His touch and the gentleness in his voice, worse, the way he called her his love, shuddered through her like a blow. “No,” she said in a choked voice. “You’ve proposed, and I’ve declined. There’s nothing to gain from pursuing this.”
His grip tightened. “I won’t accept that.”
She raised her head and studied his chiseled features. He looked so lost and baffled. “You must.”
His expression turned stern. “So if that’s true and you want nothing more to do with me, why did you give yourself to me?”
The stark question lay between them like a challenge. After what they’d shared, she owed him honesty.
She swallowed. Her throat felt like it was lined with broken glass. It hurt to speak, and her voice emerged low and unsteady. “I think because for a couple of hours, I wanted the dream to come true. It was disgraceful of me, but I’ve been so lonely, and you offered me the chance to discover a pleasure I’d never known.”
Even in the candlelight, she saw him go white. He let her go abruptly, as if she’d burned him.
“So this was nothing more to you than an experiment?” The anger in his voice lacerated her.
He was wrong, so wrong. But if she told him that she’d never felt so close to anyone in her life, and that the thought of never experiencing that closeness again made her want to die, he’d ask her to marry him again. And whatever her aching heart might want, her mind knew that way lay disaster.
Ten years of Norwood’s neglect and contempt had crushed her spirit nearly into the ground. She’d survived. She wouldn’t survive knowing she let Charles down. How could she bear to see him realize that marrying her was a mistake?
She hadn’t loved her husband. She loved Charles. Love made everything worse.
So she stiffened her spine and looked him in the eyes, as difficult as that was. And her voice emerged with only a small wobble. “A very nice experiment.”

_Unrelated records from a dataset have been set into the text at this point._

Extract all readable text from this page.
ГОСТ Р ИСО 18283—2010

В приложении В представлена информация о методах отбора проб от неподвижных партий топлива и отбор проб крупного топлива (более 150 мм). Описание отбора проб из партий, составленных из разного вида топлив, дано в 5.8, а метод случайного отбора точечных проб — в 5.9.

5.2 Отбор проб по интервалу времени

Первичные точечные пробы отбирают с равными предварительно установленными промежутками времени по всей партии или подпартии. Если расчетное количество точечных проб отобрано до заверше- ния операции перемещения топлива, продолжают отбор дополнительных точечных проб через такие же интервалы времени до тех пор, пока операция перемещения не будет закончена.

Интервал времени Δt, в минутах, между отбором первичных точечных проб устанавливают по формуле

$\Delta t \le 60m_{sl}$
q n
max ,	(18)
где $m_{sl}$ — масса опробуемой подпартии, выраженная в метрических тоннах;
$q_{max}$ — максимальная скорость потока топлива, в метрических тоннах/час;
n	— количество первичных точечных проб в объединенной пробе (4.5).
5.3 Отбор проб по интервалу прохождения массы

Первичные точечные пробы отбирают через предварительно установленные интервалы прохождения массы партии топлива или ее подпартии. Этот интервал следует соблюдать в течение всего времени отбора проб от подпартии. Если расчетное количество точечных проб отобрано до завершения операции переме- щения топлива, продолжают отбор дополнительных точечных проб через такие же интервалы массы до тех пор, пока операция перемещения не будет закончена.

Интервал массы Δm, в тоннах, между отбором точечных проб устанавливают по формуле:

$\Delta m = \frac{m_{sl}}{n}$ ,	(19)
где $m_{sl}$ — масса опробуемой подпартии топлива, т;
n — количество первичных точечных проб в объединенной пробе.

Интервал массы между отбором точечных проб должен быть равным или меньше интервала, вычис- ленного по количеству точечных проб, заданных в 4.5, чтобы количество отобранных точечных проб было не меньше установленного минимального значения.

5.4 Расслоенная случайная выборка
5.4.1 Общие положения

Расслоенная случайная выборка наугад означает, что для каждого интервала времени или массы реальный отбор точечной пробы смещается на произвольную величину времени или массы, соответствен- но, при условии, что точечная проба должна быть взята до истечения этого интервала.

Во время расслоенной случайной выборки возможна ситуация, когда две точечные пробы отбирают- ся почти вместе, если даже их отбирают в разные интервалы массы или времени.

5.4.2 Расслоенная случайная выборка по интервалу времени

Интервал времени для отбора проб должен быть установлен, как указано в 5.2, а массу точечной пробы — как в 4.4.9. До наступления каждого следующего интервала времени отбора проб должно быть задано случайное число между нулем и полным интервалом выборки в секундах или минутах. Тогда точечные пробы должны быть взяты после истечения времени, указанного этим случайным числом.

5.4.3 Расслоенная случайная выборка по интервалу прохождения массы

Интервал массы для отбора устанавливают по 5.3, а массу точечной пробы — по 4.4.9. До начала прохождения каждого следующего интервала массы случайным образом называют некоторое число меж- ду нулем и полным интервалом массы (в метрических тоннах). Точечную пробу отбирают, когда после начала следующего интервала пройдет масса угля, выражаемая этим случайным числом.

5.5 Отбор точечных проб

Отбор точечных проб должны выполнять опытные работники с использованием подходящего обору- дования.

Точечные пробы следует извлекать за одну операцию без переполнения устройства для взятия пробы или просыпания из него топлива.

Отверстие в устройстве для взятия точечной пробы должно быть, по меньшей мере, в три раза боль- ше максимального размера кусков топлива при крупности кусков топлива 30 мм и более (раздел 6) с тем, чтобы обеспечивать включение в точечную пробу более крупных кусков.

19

“Nice…” He spat the word like a curse. “Sally, I love you. Doesn’t that mean anything to you?”
He loved her?
She fought against believing him, even as she had to beat back the vow that rose in response to his. “Love…” she whispered.
“Yes,love,Sally.”
She wished he didn’t sound so sure. Every time she thought she’d reached the limits of her endurance, there was something worse to come. She reminded herself again that she wasn’t the right wife for Charles Kinglake.
“Charles…” she said helplessly. Then on a burst of exasperation, “Where the devil is Meg? Surely she can’t mean to leave us here all night.”
When she didn’t respond to his declaration with a declaration of her own, Charles’s expression turned frozen. But God help her, she was familiar enough with strategies for concealing pain to know how he suffered. She reminded herself that he’d suffer worse and longer, if he saddled himself with the wrong wife.